Die Sache mit dem Job läuft jetzt auch anders als eigentlich wie von ihr als „geklärt“ gedacht. Sie hat noch irgendeinen Job in dem von ihr vor einem Jahr verlassenen Laden, wurde aber zum „Springer“ degradiert. 15 Stunden die Woche hier, 15 Stunden die Woche da. Ihr eigentlicher Job wurde mittlerweile an jemand anderes vergeben. Na klar. Irgendwer muss den ja machen. Sie kotzt trotzdem. Das Geld bekommt sie immer noch. Für die selbe Arbeitszeit. Nicht mehr für die selbe Arbeit. Die hat sie nicht mehr. Ihre jetzige könnte womöglich jeder machen.
Tragisch auch irgendwie.
Da verspricht dir das Leben, dass du auch Dinge machen könntest, die fernab der eigentlichen Norm funktionieren würden. Tut es ja auch. Kapitalismus macht derartigen „Gaukel“ ja möglich, denken sich einige. Wird ihnen ja auch suggeriert. Man kann das naiv finden. Von mir aus auch doof, ja. Ist es vielleicht auch ein bisschen. Naiv. Doof ist es nicht.

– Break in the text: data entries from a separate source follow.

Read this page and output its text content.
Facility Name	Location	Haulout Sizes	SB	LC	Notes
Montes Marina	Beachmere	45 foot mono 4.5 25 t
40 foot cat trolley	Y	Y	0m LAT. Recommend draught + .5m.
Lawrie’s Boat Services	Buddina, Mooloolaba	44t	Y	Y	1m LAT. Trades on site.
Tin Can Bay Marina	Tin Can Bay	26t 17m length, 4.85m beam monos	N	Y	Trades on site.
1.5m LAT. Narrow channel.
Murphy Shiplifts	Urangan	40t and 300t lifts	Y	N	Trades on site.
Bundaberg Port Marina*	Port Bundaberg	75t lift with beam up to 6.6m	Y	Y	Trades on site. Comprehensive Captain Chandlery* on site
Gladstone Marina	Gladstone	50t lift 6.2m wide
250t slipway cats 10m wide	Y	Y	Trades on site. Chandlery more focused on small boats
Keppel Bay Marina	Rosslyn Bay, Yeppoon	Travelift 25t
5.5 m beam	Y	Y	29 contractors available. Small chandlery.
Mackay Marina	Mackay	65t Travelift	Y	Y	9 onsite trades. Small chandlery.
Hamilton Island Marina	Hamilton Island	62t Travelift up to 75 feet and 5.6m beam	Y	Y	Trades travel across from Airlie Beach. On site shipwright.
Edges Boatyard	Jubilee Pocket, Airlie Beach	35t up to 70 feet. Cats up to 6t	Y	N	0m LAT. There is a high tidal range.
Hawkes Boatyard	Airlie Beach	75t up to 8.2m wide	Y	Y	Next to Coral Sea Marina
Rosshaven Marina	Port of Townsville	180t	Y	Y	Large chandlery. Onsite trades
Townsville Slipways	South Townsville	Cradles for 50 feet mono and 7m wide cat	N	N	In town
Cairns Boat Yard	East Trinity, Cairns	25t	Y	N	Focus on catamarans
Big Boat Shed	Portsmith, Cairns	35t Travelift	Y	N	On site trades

Nun ist sie wieder da und steht vor dem persönlichen Nichts. Jahrelang hat sie für Spiritualität gelebt, hat Spiritualität gelebt. Kurse gegeben, Menschen irgendwie – wenn manchmal vielleicht auch nur kurzfristig – glücklich gemacht. Ihre innere Mitte gesucht. Weil ihr Umfeld ihr die Möglichkeit dazu gab, sich das „leisten zu können“. Den „Gaukel“ und so. Mitten im Kapitalismus und so.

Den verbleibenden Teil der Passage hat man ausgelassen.